2. Start each dinner by saying something you are thankful for that day.

3. Have kids make thankfulness placemats. You could use one of the verses from Monday’s list as text. Laminate the mats or cover with clear contact paper. You could do this for your own family or if you’re having guests on Thanksgiving, kids could make one for each guest.

4. Or, learn a few of the thankfulness verses together as a family. (See Monday’s list.)

5. Make a thanks construction paper garland. Write a reason to be thankful on each loop – continue making your loop longer and by Christmas it should be long enough to hang on the tree or decorate a doorway.

6. Go on a thanks photo shoot. Choose one of the thanksgiving verses to illustrate with pictures, or simply take pictures around your neighborhood or town of things for which you are thankful.

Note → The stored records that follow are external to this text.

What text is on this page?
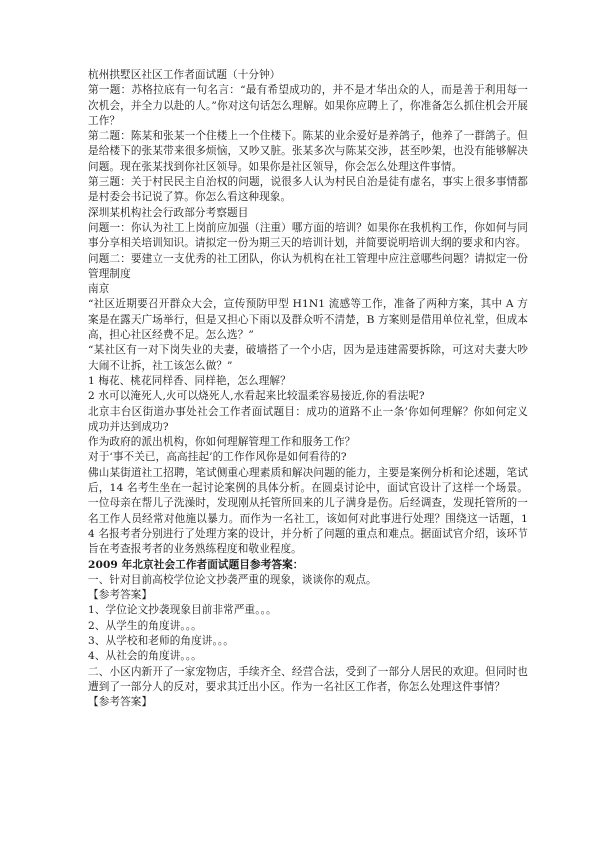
杭州拱墅区社区工作者面试题（十分钟）

第一题：苏格拉底有一句名言：“最有希望成功的，并不是才华出众的人，而是善于利用每一次机会，并全力以赴的人。”你对这句话怎么理解。如果你应聘上了，你准备怎么抓住机会开展工作？

第二题：陈某和张某一个住楼上一个住楼下。陈某的业余爱好是养鸽子，他养了一群鸽子。但是给楼下的张某带来很多烦恼，又吵又脏。张某多次与陈某交涉，甚至吵架，也没有能够解决问题。现在张某找到你社区领导。如果你是社区领导，你会怎么处理这件事情。

第三题：关于村民民主自治权的问题，说很多人认为村民自治是徒有虚名，事实上很多事情都是村委会书记说了算。你怎么看这种现象。

深圳某机构社会行政部分考察题目

问题一：你认为社工上岗前应加强（注重）哪方面的培训？如果你在我机构工作，你如何与同事分享相关培训知识。请拟定一份为期三天的培训计划，并简要说明培训大纲的要求和内容。

问题二：要建立一支优秀的社工团队，你认为机构在社工管理中应注意哪些问题？请拟定一份管理制度

南京

“社区近期要召开群众大会，宣传预防甲型 H1N1 流感等工作，准备了两种方案，其中 A 方案是在露天广场举行，但是又担心下雨以及群众听不清楚，B 方案则是借用单位礼堂，但成本高，担心社区经费不足。怎么选？”

“某社区有一对下岗失业的夫妻，破墙搭了一个小店，因为是违建需要拆除，可这对夫妻大吵大闹不让拆，社工该怎么做？”

1 梅花、桃花同样香、同样艳，怎么理解？

2 水可以淹死人,火可以烧死人,水看起来比较温柔容易接近,你的看法呢?

北京丰台区街道办事处社会工作者面试题目：成功的道路不止一条’你如何理解？你如何定义成功并达到成功?

作为政府的派出机构，你如何理解管理工作和服务工作？

对于‘事不关已，高高挂起’的工作作风你是如何看待的?

佛山某街道社工招聘，笔试侧重心理素质和解决问题的能力，主要是案例分析和论述题，笔试后，14 名考生坐在一起讨论案例的具体分析。在圆桌讨论中，面试官设计了这样一个场景。一位母亲在帮儿子洗澡时，发现刚从托管所回来的儿子满身是伤。后经调查，发现托管所的一名工作人员经常对他施以暴力。而作为一名社工，该如何对此事进行处理？围绕这一话题，14 名报考者分别进行了处理方案的设计，并分析了问题的重点和难点。据面试官介绍，该环节旨在考查报考者的业务熟练程度和敬业程度。

2009 年北京社会工作者面试题目参考答案：

一、针对目前高校学位论文抄袭严重的现象，谈谈你的观点。

【参考答案】

1、学位论文抄袭现象目前非常严重。。。

2、从学生的角度讲。。。

3、从学校和老师的角度讲。。。

4、从社会的角度讲。。。

二、小区内新开了一家宠物店，手续齐全、经营合法，受到了一部分人居民的欢迎。但同时也遭到了一部分人的反对，要求其迁出小区。作为一名社区工作者，你怎么处理这件事情？

【参考答案】
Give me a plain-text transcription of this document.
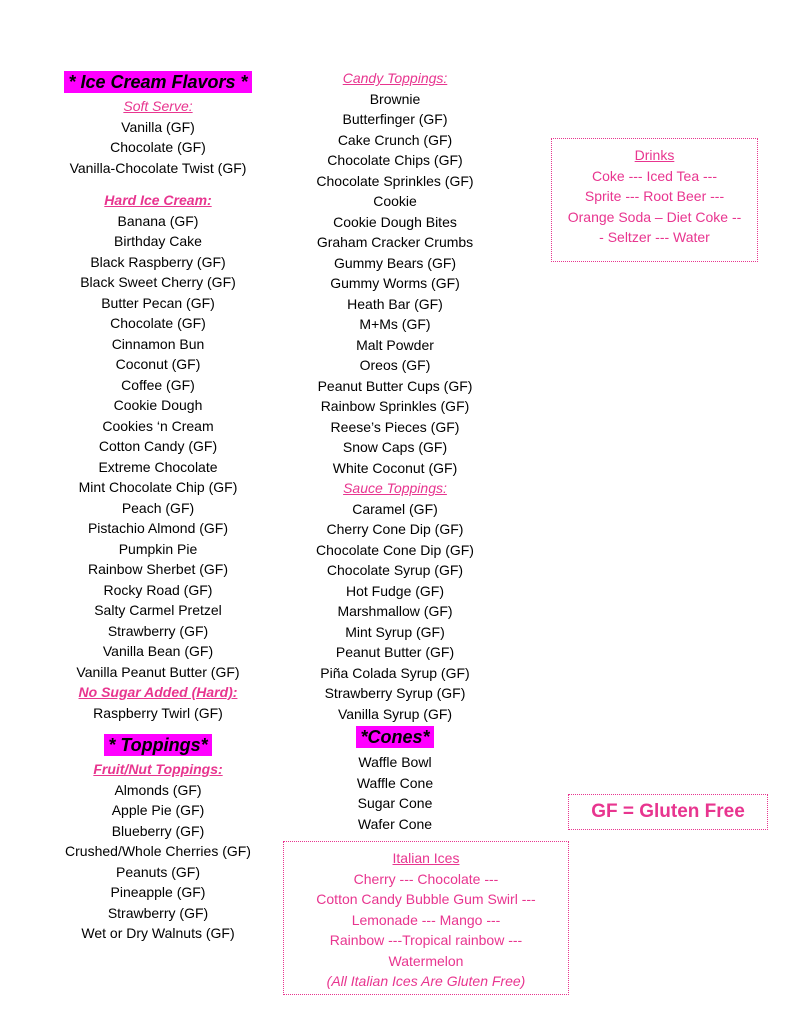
* Ice Cream Flavors *
Soft Serve:
Vanilla (GF)
Chocolate (GF)
Vanilla-Chocolate Twist (GF)
Hard Ice Cream:
Banana (GF)
Birthday Cake
Black Raspberry (GF)
Black Sweet Cherry (GF)
Butter Pecan (GF)
Chocolate (GF)
Cinnamon Bun
Coconut (GF)
Coffee (GF)
Cookie Dough
Cookies ‘n Cream
Cotton Candy (GF)
Extreme Chocolate
Mint Chocolate Chip (GF)
Peach (GF)
Pistachio Almond (GF)
Pumpkin Pie
Rainbow Sherbet (GF)
Rocky Road (GF)
Salty Carmel Pretzel
Strawberry (GF)
Vanilla Bean (GF)
Vanilla Peanut Butter (GF)
No Sugar Added (Hard):
Raspberry Twirl (GF)
* Toppings*
Fruit/Nut Toppings:
Almonds (GF)
Apple Pie (GF)
Blueberry (GF)
Crushed/Whole Cherries (GF)
Peanuts (GF)
Pineapple (GF)
Strawberry (GF)
Wet or Dry Walnuts (GF)
Candy Toppings:
Brownie
Butterfinger (GF)
Cake Crunch (GF)
Chocolate Chips (GF)
Chocolate Sprinkles (GF)
Cookie
Cookie Dough Bites
Graham Cracker Crumbs
Gummy Bears (GF)
Gummy Worms (GF)
Heath Bar (GF)
M+Ms (GF)
Malt Powder
Oreos (GF)
Peanut Butter Cups (GF)
Rainbow Sprinkles (GF)
Reese’s Pieces (GF)
Snow Caps (GF)
White Coconut (GF)
Sauce Toppings:
Caramel (GF)
Cherry Cone Dip (GF)
Chocolate Cone Dip (GF)
Chocolate Syrup (GF)
Hot Fudge (GF)
Marshmallow (GF)
Mint Syrup (GF)
Peanut Butter (GF)
Piña Colada Syrup (GF)
Strawberry Syrup (GF)
Vanilla Syrup (GF)
*Cones*
Waffle Bowl
Waffle Cone
Sugar Cone
Wafer Cone
Italian Ices
Cherry --- Chocolate ---
Cotton Candy Bubble Gum Swirl ---
Lemonade --- Mango ---
Rainbow ---Tropical rainbow ---
Watermelon
(All Italian Ices Are Gluten Free)
Drinks
Coke --- Iced Tea ---
Sprite --- Root Beer ---
Orange Soda – Diet Coke --
- Seltzer --- Water
GF = Gluten Free
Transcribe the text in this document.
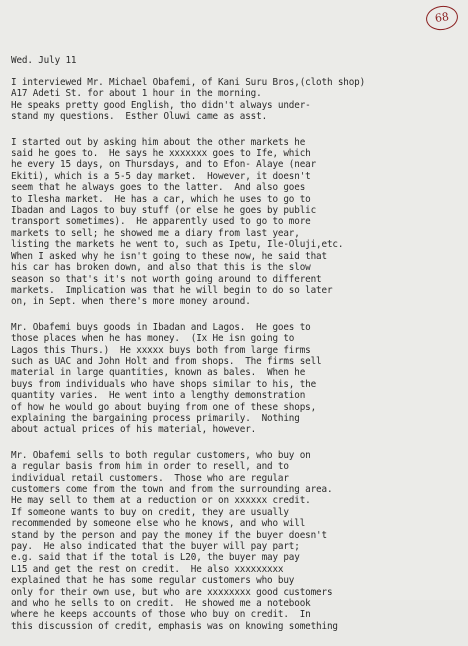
68
Wed. July 11
I interviewed Mr. Michael Obafemi, of Kani Suru Bros,(cloth shop)
A17 Adeti St. for about 1 hour in the morning.
He speaks pretty good English, tho didn't always under-
stand my questions.  Esther Oluwi came as asst.
I started out by asking him about the other markets he
said he goes to.  He says he xxxxxxx goes to Ife, which
he every 15 days, on Thursdays, and to Efon- Alaye (near
Ekiti), which is a 5-5 day market.  However, it doesn't
seem that he always goes to the latter.  And also goes
to Ilesha market.  He has a car, which he uses to go to
Ibadan and Lagos to buy stuff (or else he goes by public
transport sometimes).  He apparently used to go to more
markets to sell; he showed me a diary from last year,
listing the markets he went to, such as Ipetu, Ile-Oluji,etc.
When I asked why he isn't going to these now, he said that
his car has broken down, and also that this is the slow
season so that's it's not worth going around to different
markets.  Implication was that he will begin to do so later
on, in Sept. when there's more money around.
Mr. Obafemi buys goods in Ibadan and Lagos.  He goes to
those places when he has money.  (Ix He isn going to
Lagos this Thurs.)  He xxxxx buys both from large firms
such as UAC and John Holt and from shops.  The firms sell
material in large quantities, known as bales.  When he
buys from individuals who have shops similar to his, the
quantity varies.  He went into a lengthy demonstration
of how he would go about buying from one of these shops,
explaining the bargaining process primarily.  Nothing
about actual prices of his material, however.
Mr. Obafemi sells to both regular customers, who buy on
a regular basis from him in order to resell, and to
individual retail customers.  Those who are regular
customers come from the town and from the surrounding area.
He may sell to them at a reduction or on xxxxxx credit.
If someone wants to buy on credit, they are usually
recommended by someone else who he knows, and who will
stand by the person and pay the money if the buyer doesn't
pay.  He also indicated that the buyer will pay part;
e.g. said that if the total is L20, the buyer may pay
L15 and get the rest on credit.  He also xxxxxxxxx
explained that he has some regular customers who buy
only for their own use, but who are xxxxxxxx good customers
and who he sells to on credit.  He showed me a notebook
where he keeps accounts of those who buy on credit.  In
this discussion of credit, emphasis was on knowing something
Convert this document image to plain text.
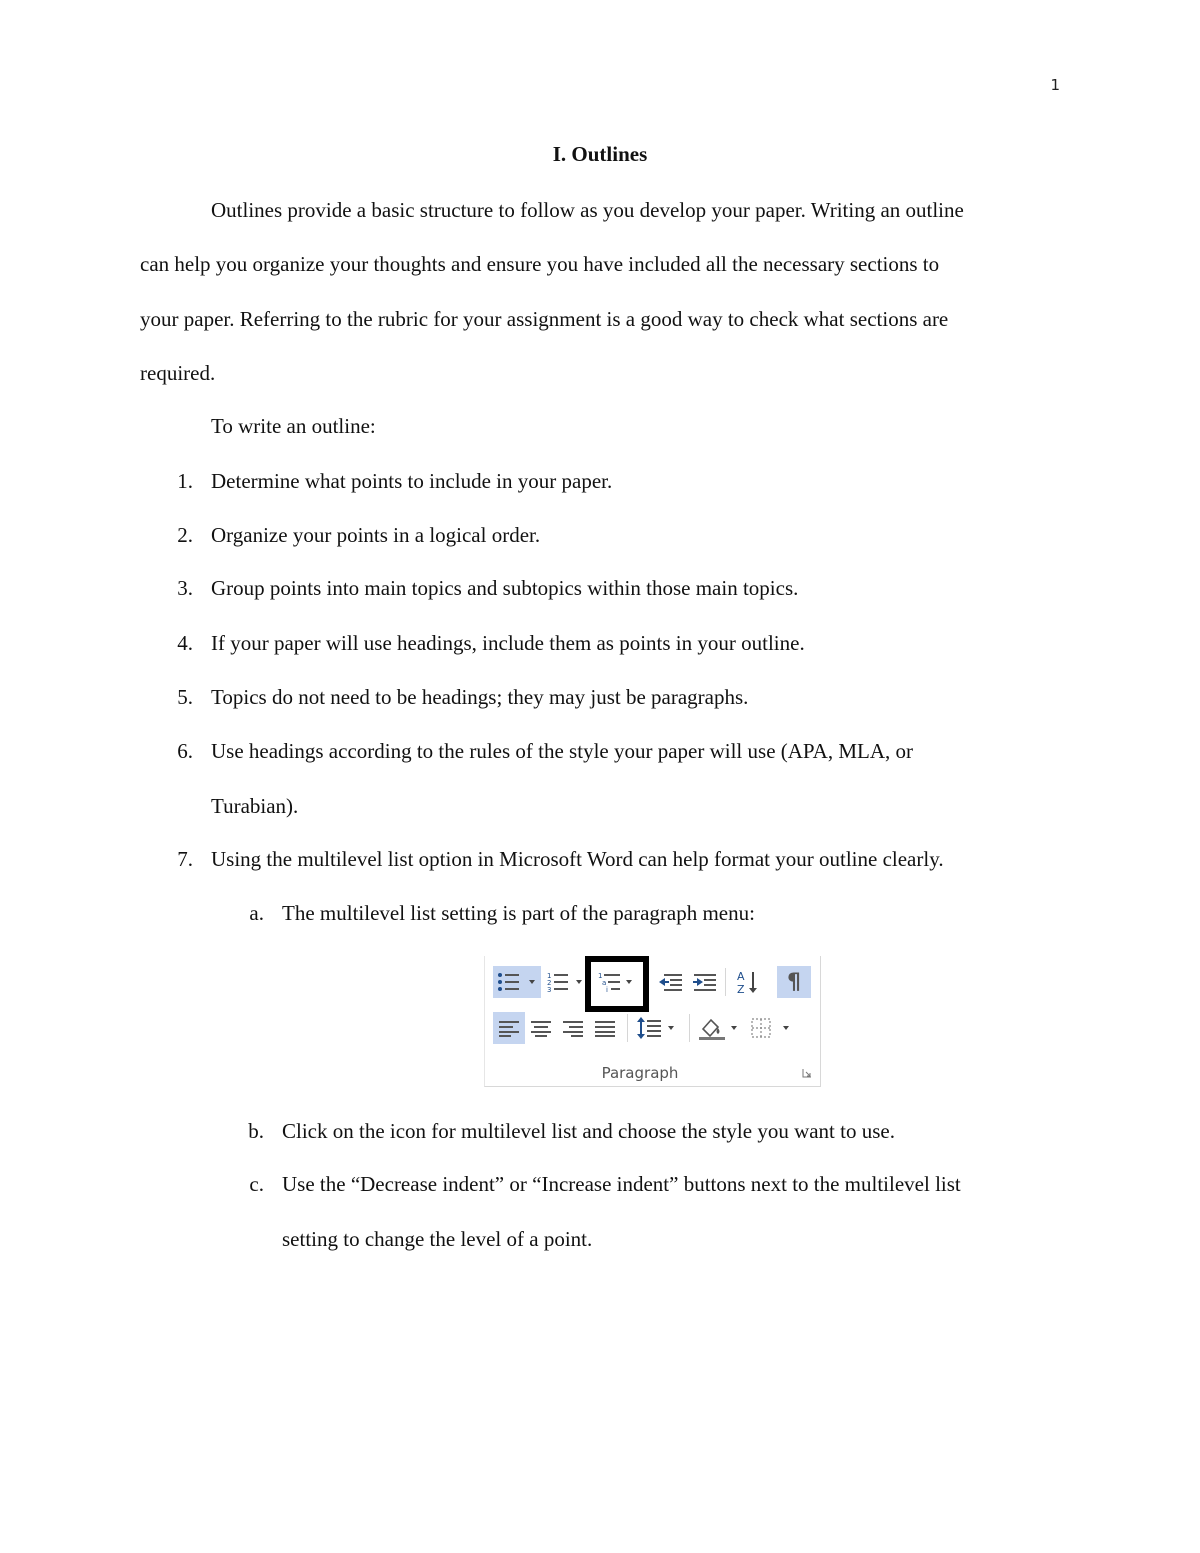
1
I. Outlines
Outlines provide a basic structure to follow as you develop your paper. Writing an outline
can help you organize your thoughts and ensure you have included all the necessary sections to
your paper. Referring to the rubric for your assignment is a good way to check what sections are
required.
To write an outline:
1. Determine what points to include in your paper.
2. Organize your points in a logical order.
3. Group points into main topics and subtopics within those main topics.
4. If your paper will use headings, include them as points in your outline.
5. Topics do not need to be headings; they may just be paragraphs.
6. Use headings according to the rules of the style your paper will use (APA, MLA, or
Turabian).
7. Using the multilevel list option in Microsoft Word can help format your outline clearly.
a. The multilevel list setting is part of the paragraph menu:
1
2
3
1
a
i
A
Z ¶
Paragraph
b. Click on the icon for multilevel list and choose the style you want to use.
c. Use the “Decrease indent” or “Increase indent” buttons next to the multilevel list
setting to change the level of a point.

7. Make a family thanksgiving book. This is a good one for younger children. Have them ask your immediate family and also grandparents, cousins, aunts, uncles, etc. three things for which they are thankful. Write them down (or draw pictures) in the book of what they said. (You can make your own book or buy a journal to use.)

8. Give to a women’s and children’s shelter. Find out their biggest needs. (Often time it is packages of underwear, because that’s not something that gets handed down — fortunately.)

9. Write (or draw) thank-you notes to people who do cool things, but aren’t often thanked: A church maintenance crew, the sweet lady next door, the friendly server at the coffee shop, a teacher who has gone out of his/her way to help your child, etc.

10. Every morning surprise your children by putting a post-it note on their door saying something you are thankful for in their lives. Some can be general and some more specific: I am thankful for our family. I am thankful we all love the Lord. I am thankful for your big smile. I am thankful for the way you organized your bookcase last weekend, etc.